Забвение всегда было наготове, чтобы разгладить морщины и уберечь дух от испытаний.
Как он и опасался, натиск воспоминаний оказался слишком настойчив, и хотя он стремился уцепиться за того человека, которым он был, когда вошел в этот дом, вскоре его последнее воплощение превратилось лишь в одну из прожитых им жизней, ничем не отличающуюся от остальных. На полпути между дверью и окном воля к бегству, которая коренилась в желании защитить себя, оставила его. Выражение решимости сползло с его лица, словно оно превратилось в еще одну маску. Ничто не пришло ему на смену. Он стоял посреди комнаты, как бесстрастный часовой, и ни один отблеск внутренней катастрофы не отражался на безмятежной симметрии его лица.
Ночные часы проходили один за другим, отмечаемые ударом колокола на отдаленной колокольне, но если он и слышал его, то не подавал никакого виду. И только когда первые лучи восходящего солнца проникли на Гамут-стрит и проскользнули в то самое окно, которого он стремился достичь, внешний мир за пределами его смятенного сознания вызвал у него первую ответную реакцию. Он заплакал. Из жалости — но не к себе, а к нежным лучам янтарного света, разлившегося теплыми лужицами на жестких досках. Наблюдая эту картину, он смутно подумал о том, что неплохо было бы выйти на улицу и постараться обнаружить источник этого чуда, но в голове у него кто-то был, и голос его перекрывал хлюпанье свиного пойла, которое болталось у него в голове. И этот кто-то хотел, чтобы он ответил на один вопрос, прежде чем его отпустят поиграть. Правда, вопрос был довольно простым.

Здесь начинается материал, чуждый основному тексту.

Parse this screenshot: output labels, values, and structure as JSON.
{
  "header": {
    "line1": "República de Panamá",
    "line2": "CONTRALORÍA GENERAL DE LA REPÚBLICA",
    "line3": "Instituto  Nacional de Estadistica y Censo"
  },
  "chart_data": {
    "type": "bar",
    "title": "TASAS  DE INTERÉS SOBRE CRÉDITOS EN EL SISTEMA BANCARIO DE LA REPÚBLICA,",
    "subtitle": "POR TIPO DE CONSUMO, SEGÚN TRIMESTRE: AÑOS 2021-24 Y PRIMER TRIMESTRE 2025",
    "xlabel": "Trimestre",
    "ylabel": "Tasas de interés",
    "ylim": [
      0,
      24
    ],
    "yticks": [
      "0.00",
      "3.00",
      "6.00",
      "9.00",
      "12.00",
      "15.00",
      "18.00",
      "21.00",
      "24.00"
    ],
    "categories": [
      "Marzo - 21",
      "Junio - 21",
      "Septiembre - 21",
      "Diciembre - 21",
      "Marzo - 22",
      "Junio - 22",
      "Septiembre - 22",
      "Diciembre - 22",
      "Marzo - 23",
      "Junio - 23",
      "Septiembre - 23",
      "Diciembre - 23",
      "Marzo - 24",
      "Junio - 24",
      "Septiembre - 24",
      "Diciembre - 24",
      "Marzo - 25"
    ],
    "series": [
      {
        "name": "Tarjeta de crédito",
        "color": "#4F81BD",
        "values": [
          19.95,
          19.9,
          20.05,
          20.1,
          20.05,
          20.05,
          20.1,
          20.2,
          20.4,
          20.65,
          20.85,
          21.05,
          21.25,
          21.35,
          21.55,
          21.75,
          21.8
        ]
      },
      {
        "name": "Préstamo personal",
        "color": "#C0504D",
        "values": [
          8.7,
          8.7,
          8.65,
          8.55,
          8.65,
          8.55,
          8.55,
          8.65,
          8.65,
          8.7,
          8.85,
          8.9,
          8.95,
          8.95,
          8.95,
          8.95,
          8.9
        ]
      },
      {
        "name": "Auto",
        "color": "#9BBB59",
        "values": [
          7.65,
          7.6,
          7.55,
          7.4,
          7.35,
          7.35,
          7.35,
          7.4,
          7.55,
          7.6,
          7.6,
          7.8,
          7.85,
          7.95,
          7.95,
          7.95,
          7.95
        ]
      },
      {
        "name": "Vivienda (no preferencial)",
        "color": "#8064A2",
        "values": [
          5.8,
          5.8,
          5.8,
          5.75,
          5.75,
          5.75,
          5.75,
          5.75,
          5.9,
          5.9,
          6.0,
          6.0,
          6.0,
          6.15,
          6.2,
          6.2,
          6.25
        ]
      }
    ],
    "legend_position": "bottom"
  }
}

— Кто ты? — спросил кто-то.
А вот ответить было сложно. В голове у него вертелось много имен, к каждому из которых прилипли ошметки жизни, но какое из них принадлежало ему? Слишком много обрывков надо было рассортировать, чтобы ощутить, кто он такой, а трудно представить себе более неблагодарное занятие в такой день, когда солнечные лучи светят в окно, приглашая его выйти на улицу и посмотреть на их Небесного Отца.
— Кто ты? — снова спросил у него голос, и он вынужден был сказать в ответ чистую правду.